A few years ago, while selling our home in New Jersey, a real estate agent requested a showing for a couple and their tween daughter.
“Of course!” my husband and I thought. We didn’t even think: What could go wrong?
But we should have, because here’s what did:
Apparently, the tween found touring our house a drag. And so, while her parents ostensibly talked about the yard or our built-in bookshelves, she sneaked upstairs to my home office. She then proceeded to turn on my laptop, rename, and rearrange a half-dozen work files, and … try to log in to Netflix to watch a movie.
My husband and I are not what you would call emotional firecrackers. But this time, we saw red. Who wants a stranger—regardless of age—messing with their personal possessions? No one. Drama and massive apologies ensued (although from the broker, not the tween trespasser).
My husband and I decided that if this family dared to put in an offer, we would refuse it on principle.
Whether you, too, have an adorable moppet or a rebellious tween, you might have wondered how your kids—and the impression they make—might affect your chances at landing your dream home.
Unfortunately, there’s no hard and fast answer here—you know your family best. (That said, keep them away from strangers’ computers.) But read on for what real estate pros think about your touring a house with your kids in tow.
Your kids could distract you from the mission at hand
Alex Hubler understands that every family’s schedule and resources are different.
“But my general rule of thumb is, no kids on first showings,” says Hubler, an agent with Keller Williams Premier Realty Lake Minnetonka, in the Greater Twin Cities area. “All decision-makers need to come with their undivided attention.”
Most of the time kids are involved, Hubler says, “one of the parents is in charge of keeping them on good behavior and wrangling them, if need be. That takes their focus away from evaluating the home objectively.”

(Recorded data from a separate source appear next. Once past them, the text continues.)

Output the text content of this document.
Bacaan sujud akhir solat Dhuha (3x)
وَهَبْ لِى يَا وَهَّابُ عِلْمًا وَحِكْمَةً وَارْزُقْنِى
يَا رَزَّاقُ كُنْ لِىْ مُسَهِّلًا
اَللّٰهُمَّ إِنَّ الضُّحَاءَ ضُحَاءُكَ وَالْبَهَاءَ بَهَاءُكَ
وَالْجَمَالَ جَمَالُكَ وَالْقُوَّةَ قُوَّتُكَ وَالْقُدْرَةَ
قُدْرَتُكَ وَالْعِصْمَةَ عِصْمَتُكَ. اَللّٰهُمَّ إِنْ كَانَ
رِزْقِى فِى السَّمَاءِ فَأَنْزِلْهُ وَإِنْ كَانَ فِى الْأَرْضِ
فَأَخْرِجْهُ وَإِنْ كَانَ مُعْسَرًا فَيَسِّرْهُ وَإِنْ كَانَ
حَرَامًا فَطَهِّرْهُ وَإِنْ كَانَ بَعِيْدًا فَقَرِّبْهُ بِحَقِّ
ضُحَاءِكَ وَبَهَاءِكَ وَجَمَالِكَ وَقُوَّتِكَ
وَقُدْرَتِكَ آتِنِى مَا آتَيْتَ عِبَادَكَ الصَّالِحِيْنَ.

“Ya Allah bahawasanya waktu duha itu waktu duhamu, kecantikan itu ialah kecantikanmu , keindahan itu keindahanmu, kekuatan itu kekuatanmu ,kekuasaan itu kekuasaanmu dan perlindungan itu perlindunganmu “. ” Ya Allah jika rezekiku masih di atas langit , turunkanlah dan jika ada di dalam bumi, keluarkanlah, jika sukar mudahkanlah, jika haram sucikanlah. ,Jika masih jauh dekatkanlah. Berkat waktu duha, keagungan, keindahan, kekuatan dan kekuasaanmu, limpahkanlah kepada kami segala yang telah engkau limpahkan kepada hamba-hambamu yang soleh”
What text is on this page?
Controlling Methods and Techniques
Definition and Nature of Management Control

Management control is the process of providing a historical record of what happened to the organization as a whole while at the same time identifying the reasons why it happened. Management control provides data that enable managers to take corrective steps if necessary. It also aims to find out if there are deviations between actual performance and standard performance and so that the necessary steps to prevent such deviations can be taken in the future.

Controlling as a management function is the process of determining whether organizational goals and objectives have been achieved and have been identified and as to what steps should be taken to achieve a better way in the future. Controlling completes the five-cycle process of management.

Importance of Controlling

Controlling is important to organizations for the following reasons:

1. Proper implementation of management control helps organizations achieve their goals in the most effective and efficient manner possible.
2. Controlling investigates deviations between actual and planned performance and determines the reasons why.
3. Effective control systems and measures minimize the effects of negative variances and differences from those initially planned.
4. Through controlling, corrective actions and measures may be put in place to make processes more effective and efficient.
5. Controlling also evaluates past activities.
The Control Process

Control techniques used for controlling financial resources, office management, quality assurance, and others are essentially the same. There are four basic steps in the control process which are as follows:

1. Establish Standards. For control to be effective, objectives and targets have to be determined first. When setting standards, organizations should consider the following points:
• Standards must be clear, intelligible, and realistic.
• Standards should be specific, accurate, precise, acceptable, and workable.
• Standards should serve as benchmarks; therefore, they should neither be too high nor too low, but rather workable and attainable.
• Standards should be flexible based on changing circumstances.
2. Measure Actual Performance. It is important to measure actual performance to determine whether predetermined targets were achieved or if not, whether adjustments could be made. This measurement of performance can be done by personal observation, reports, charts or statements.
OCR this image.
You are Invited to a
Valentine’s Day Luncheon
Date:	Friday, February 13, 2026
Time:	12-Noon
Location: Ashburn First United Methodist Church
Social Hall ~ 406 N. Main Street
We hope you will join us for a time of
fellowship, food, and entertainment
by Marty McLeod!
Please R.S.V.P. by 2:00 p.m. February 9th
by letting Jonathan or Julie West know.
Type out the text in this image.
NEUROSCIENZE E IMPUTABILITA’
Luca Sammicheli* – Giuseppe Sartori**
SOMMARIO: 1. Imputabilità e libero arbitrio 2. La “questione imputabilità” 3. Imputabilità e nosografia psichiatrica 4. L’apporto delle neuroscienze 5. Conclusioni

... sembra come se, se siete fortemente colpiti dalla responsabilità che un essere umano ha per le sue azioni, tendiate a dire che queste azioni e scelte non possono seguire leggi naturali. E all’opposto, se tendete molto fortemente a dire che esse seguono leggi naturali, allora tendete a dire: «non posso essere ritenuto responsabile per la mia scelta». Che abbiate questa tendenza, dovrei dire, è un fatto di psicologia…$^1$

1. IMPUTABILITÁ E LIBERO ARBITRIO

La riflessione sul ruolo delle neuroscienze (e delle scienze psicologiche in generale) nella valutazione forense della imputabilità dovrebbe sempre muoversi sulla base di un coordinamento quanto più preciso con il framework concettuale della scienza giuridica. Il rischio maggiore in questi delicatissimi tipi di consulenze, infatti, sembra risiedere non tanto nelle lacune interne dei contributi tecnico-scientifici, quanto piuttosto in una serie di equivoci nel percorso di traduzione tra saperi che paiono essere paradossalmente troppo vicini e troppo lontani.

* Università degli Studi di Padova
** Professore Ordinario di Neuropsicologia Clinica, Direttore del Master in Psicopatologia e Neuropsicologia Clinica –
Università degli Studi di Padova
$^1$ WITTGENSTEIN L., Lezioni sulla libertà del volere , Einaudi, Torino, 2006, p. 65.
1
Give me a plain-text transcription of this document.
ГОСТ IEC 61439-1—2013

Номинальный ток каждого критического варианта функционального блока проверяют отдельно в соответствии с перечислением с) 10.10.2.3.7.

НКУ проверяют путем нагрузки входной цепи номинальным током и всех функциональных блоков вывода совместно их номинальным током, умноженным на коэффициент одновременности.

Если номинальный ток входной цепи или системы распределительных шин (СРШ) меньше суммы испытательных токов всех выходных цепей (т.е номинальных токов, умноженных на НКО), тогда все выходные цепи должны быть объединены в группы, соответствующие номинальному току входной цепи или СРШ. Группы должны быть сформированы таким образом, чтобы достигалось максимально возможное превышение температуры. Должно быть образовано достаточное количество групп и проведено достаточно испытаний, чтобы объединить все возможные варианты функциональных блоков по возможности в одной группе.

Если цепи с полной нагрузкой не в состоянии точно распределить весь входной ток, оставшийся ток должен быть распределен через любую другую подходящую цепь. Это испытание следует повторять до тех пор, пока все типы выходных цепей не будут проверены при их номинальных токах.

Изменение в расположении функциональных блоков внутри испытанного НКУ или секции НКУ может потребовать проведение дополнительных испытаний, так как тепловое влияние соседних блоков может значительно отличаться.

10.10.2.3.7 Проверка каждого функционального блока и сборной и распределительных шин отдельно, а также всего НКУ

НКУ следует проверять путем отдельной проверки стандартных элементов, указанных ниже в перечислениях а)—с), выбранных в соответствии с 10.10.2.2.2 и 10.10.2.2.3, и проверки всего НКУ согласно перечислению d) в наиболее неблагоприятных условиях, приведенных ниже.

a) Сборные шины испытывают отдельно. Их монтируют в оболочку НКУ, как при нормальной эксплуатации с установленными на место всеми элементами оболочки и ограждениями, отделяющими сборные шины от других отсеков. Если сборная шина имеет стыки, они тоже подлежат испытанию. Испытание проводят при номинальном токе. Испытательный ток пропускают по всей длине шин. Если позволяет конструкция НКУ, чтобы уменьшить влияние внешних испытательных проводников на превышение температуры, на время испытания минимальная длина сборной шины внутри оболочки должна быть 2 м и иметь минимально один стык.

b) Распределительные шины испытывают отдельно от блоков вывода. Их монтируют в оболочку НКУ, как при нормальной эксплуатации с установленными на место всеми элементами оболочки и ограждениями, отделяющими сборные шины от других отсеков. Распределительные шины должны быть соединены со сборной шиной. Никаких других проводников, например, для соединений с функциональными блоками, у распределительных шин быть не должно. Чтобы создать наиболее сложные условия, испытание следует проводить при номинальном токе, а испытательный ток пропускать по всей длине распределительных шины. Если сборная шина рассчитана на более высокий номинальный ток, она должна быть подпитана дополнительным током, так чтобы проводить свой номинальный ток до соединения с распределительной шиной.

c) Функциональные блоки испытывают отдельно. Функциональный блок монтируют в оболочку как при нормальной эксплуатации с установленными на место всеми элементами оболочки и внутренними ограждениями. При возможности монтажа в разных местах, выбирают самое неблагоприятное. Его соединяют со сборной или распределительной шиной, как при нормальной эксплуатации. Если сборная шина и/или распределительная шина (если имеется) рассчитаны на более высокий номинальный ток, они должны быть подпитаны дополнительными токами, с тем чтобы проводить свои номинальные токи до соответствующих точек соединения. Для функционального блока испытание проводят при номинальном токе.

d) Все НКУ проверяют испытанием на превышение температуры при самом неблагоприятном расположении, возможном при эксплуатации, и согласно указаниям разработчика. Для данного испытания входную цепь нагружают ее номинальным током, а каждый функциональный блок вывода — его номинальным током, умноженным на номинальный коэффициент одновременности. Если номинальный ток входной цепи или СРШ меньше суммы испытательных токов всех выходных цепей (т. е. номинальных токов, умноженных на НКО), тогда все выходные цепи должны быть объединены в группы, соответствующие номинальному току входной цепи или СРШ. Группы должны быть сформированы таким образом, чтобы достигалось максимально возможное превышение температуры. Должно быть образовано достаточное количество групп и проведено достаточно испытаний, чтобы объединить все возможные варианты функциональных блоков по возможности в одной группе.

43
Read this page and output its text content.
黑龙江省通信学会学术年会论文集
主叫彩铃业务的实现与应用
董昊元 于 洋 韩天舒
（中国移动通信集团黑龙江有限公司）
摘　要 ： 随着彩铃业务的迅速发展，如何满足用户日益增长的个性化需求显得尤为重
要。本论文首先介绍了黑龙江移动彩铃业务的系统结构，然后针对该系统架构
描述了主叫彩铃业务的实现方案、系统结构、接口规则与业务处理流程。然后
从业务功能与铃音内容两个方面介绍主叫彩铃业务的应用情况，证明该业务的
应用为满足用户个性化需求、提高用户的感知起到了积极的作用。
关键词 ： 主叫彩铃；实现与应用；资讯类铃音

What parents should know: If you do bring your children to the first showing—and you think you kind of like the house—ask the agent to show you the place again … alone.
Your kids shouldn’t get the final say
Julie Gans, an agent with Triplemint Real Estate, in New York City, remembers what happened when she showed an apartment to a single mom.
“Her son was 14 years old, and he was the decision-maker in the family,” Gans says. “It was a $5 million apartment—and she was letting her son make the decision if he was ‘comfortable’ in it.”
What parents should know: Of course, you want your kids to feel at ease in the home you ultimately choose, but that shouldn’t mean they get final say. After all, who will be paying the mortgage? As much as you can, keep them out of the process. Bring them through on a second showing. Or heck, hold out until the home inspection.
If you must bring the kids, bring help, too
Gans has hosted many open houses where well-behaved children pop in with their parents, politely sit, and read a book or quietly play on an iPad.
“But I have had many open houses with poorly behaved children,” she admits. “The parents view the apartment, and I end up being the baby sitter.”
That can be a high-stress situation when there are, say, windows that aren’t childproof or priceless antiques that most definitely aren’t playthings.
What parents should know: If you can, bring a sitter, family member, or friend to watch your kiddos.
Why does it matter, especially if the seller isn’t around? Well, if they misbehave and the listing agent is there, you’d better beware.
“It is really up to the discretion of the broker to relay the information to the seller,” Gans says.
And if a bidding war ensues, that info could weigh against you in the seller’s decision.
Well-behaved kids could get a pass
By now it probably sounds like the jury has ruled against bringing kids along for a showing. But it isn’t always a bad thing. Sometimes, it can even help facilitate a sale.
“There’s nothing I like better at an open house than having a family with well-behaved kids,” says Aaron Bowman, a real estate professional with Mazz Real Estate, in Tolland, CT. “That way, I can connect with the whole family.”
Bowman enjoys going into detail about what his own kids like about the home he’s showing. And sometimes, he even brings his own older kids with him to open houses. (And yes, they are well-behaved.)
What parents need to know: If you have a child you trust to respect the house you’re touring, go for it.
“Having kids at open houses only becomes an issue when it takes away from other potential clients’ viewing,” Bowman says.
“Whether or not a customer has brought their children to an open house has no bearing on whether or not their offer is accepted,” says Eric D. Rosen, a licensed associate real estate broker with Halstead Property, in New York City.
Instead, he assures, it all comes down to the numbers: Which client presents the best offer to the seller, the amount of the offer, cash or financing, closing date, and more.
What parents need to know: Even if you have the next Honey Boo Boo in tow, “this is a business transaction in the end,” Rosen says.